やがて板金が出来上がり、塗装ブースに入ったから2〜3日したら見に来てくれという連絡が入り、マッキナ・ヴェルデとの対面にやや緊張しながら、港北にある加藤さんの工場を訪れる。
まだモール類が付いていないベレGは、精悍さがなく、何よりもルーフ中央に付くアンテナがないせいで、間が抜けていた。それと、小さなサンプルで見た色と、ボディに塗った色は、イメージがかなり違う。予想ではもう少し濃い色だったはずだが、これも少し間が抜けている。まさか「これ、頼んだ色ですか」なんて言ったら、加藤さんがへそを曲げてしまう。仕方なく「綺麗ですね」と、思ってもいないことを言ってみた。
「これでバフかければピカピカだよ」(加藤さん)
でもこちらは予想と違うと、少々納得がいかない。でもやってしまったものは元に戻らないから、ピカピカのモールが付いた状態を想像して我慢する。するとその時、加藤さんが追い打ちをかけた。

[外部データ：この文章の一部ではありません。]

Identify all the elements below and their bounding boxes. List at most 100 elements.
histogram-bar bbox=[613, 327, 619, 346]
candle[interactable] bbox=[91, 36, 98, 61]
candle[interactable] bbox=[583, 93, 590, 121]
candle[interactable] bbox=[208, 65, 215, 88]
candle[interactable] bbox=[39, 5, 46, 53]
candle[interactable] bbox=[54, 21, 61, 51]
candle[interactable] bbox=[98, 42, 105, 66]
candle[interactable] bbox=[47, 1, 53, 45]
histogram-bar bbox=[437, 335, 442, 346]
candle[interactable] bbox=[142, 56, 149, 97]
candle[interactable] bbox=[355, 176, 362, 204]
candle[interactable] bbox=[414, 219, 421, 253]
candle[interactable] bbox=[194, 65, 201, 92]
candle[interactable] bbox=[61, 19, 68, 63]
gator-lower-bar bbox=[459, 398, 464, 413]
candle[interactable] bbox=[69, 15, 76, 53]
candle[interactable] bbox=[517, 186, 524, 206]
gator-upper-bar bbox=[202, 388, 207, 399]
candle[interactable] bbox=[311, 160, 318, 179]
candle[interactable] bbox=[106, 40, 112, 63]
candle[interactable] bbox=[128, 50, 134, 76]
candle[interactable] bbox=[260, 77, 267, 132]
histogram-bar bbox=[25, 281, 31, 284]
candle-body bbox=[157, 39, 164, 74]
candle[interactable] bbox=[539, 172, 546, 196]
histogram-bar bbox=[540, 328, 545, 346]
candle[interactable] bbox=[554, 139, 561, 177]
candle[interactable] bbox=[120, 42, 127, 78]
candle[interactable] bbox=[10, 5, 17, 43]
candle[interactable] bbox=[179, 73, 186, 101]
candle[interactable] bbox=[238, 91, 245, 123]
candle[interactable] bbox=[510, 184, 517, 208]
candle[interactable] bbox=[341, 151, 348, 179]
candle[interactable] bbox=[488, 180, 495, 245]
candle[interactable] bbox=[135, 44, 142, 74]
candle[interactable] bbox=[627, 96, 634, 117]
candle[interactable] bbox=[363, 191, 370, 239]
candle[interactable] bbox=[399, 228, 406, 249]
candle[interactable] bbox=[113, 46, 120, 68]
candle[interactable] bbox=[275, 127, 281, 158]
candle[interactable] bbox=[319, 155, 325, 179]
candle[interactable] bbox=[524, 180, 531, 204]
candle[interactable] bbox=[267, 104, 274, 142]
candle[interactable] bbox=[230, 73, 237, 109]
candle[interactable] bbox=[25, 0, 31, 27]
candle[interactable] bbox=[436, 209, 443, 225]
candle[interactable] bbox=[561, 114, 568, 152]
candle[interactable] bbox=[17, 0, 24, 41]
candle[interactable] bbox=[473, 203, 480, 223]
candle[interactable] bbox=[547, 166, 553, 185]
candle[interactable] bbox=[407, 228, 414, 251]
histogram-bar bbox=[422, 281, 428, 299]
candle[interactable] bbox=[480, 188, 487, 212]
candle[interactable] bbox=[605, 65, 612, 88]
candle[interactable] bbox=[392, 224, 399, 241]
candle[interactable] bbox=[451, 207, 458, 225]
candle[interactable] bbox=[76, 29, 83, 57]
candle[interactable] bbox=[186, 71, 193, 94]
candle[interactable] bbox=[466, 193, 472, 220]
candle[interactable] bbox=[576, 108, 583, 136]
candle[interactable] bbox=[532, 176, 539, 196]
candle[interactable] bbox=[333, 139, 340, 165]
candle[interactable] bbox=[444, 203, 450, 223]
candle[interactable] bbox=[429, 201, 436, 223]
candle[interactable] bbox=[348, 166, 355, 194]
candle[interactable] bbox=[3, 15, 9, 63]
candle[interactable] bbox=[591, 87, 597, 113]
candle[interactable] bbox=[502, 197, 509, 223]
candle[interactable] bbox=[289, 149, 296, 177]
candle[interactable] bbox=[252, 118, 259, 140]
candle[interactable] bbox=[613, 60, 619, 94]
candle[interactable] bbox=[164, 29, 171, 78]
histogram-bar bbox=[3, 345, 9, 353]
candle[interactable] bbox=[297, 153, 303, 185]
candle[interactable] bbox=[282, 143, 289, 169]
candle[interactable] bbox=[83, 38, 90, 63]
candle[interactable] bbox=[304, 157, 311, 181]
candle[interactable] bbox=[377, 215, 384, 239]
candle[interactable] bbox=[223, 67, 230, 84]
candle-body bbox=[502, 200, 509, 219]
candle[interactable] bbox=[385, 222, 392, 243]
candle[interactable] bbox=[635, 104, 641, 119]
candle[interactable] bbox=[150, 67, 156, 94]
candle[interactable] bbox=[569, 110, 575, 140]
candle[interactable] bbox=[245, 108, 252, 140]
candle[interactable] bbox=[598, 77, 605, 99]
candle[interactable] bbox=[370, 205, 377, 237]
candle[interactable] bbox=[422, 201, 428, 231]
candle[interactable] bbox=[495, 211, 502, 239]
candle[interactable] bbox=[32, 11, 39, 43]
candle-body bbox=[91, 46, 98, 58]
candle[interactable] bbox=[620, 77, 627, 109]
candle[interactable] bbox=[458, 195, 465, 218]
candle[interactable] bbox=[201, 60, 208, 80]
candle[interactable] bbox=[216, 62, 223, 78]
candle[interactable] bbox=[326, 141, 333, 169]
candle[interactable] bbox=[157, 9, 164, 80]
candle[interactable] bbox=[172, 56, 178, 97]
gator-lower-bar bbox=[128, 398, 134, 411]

「フロントグリルのモールだけどさ。はじめから付いていないから、そのままだよ」
そういえば、買った時からグリル中央にあるはずの2本の横バーがなかった。4灯式のヘッドライト周りには付いているから、本来はちゃんと付けないと格好悪い。しかし、いすゞにそれまで頼んでいなかったのである。
「仕方ないです。また探しますよ」
とは言ってみたものの、なんだかんだで相当な出費をすでにしている。この先パーツを頼むお金なんて残っていない。